Furthermore, in the chip resistor according to the present embodiment, each of the front electrodes 3 is exposed not only at the end face of the insulating substrate 1 in the longitudinal direction, but also exposed at both the side faces of the insulating substrate 1 in the lateral direction. Thus, each of the end face electrodes 5 is connected to the corresponding one of the front electrodes 3 via these three faces, and accordingly, it is possible to increase the connection reliability between the front electrodes 3 and the end face electrodes 5.

In the embodiment above, the case where the present invention is applied to a chip resistor whose conductive film as a functional element is a resistor has been described. However, the conductive film may be the one other than a resistor, for example, a conductor having a resistance value of approximately zero ohms such as a jumper chip.

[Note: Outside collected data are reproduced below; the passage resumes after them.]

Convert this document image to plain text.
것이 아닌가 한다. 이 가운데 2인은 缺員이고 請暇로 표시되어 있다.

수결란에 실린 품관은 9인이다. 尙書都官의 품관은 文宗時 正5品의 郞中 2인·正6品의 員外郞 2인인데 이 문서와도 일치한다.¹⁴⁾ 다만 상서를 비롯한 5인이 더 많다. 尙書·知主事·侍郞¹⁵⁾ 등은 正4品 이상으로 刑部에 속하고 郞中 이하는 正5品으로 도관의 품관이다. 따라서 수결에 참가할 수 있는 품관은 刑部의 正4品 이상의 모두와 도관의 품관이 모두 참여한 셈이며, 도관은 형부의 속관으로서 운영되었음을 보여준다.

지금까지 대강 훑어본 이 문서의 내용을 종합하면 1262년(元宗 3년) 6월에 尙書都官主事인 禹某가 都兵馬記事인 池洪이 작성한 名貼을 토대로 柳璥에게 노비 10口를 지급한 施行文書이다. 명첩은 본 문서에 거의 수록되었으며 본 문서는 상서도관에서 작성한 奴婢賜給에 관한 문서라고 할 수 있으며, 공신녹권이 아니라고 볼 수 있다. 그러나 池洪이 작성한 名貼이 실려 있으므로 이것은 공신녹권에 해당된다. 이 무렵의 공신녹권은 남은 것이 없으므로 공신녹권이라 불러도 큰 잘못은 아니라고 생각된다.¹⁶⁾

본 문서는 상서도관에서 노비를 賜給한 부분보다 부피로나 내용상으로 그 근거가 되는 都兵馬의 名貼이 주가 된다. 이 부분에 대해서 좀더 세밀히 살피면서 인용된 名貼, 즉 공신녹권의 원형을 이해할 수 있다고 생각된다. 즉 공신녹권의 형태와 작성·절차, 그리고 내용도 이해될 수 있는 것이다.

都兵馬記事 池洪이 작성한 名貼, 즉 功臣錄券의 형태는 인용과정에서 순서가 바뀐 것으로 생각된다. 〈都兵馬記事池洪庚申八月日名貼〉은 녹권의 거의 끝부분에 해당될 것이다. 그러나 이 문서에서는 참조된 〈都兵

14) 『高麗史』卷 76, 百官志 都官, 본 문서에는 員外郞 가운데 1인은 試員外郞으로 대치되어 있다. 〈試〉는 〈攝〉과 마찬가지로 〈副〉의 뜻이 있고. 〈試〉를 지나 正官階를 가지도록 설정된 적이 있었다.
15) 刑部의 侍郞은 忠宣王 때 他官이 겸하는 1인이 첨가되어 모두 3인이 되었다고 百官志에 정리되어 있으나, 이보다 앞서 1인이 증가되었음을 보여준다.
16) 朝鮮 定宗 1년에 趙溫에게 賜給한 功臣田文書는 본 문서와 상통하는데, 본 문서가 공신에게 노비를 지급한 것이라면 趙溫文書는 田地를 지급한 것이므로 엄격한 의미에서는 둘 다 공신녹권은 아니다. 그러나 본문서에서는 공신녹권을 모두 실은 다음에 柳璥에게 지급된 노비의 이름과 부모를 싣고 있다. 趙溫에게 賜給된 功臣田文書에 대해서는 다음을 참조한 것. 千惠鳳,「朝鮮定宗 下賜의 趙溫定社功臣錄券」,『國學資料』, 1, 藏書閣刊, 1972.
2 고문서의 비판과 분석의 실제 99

In such a case, since the resistance value adjustment of the conductive film is not necessary, the protective layer may have a single-layer structure of only the resin coating layer.

REFERENCE SIGNS LIST

• 1 insulating substrate
• 2 resistor
• 3 front electrode
• 4 protective layer
• 5 end face electrode
• 6 external electrode
• 7 glass coating layer
• 8 resin coating layer
• 10A large-sized substrate
• 10B chip element body
• 11 base member for fixing
• 12 adhesive
• 13 dicing blade
• 14 through-slit

Claims

1. A chip component comprising:

a rectangular parallelepiped insulating substrate;

a strip-shaped conductive film formed on a main surface of the insulating substrate along a longitudinal direction;

a pair of electrodes formed on a surface of the conductive film at both ends in the longitudinal direction;

an insulating protective layer that entirely covers the main surface of the insulating substrate including the conductive film and the pair of electrodes; and

a pair of cap-shaped end face electrodes formed at both ends of the insulating substrate in the longitudinal direction, and each of which is connected to an end face of the conductive film, an end face of corresponding one of the pair of electrodes, and an end face of the protective film,

wherein

a cross-sectional shape of each of the pair of electrodes is almost a triangle in which a side of the end face has a maximum height, and

a shape of an end face of each of the pair of end face electrodes is almost a square.

2. The chip component according to claim 1, wherein

the conductive film is a resistor, and

the protective layer is formed of a glass coating layer that covers the resistor and a resin coating layer that covers the glass coating layer.

3. The chip component according to claim 1, wherein

a film thickness of the glass coating layer is less than a maximum height dimension of the pair of electrodes.

4. The chip component according to claim 1, wherein

the pair of electrodes is connected to corresponding one of the pair of end face electrodes via three faces of each of the pair of electrodes including an end face in the longitudinal direction of the insulating substrate and both side faces adjacent to the end face.

5. The chip component according to claim 2, wherein

the pair of electrodes is connected to corresponding one of the pair of end face electrodes via three faces of each of the pair of electrodes including an end face in the longitudinal direction of the insulating substrate and both side faces adjacent to the end face.

6. The chip component according to claim 3, wherein

the pair of electrodes is connected to corresponding one of the pair of end face electrodes via three faces of each of the pair of electrodes including an end face in the longitudinal direction of the insulating substrate and both side faces adjacent to the end face.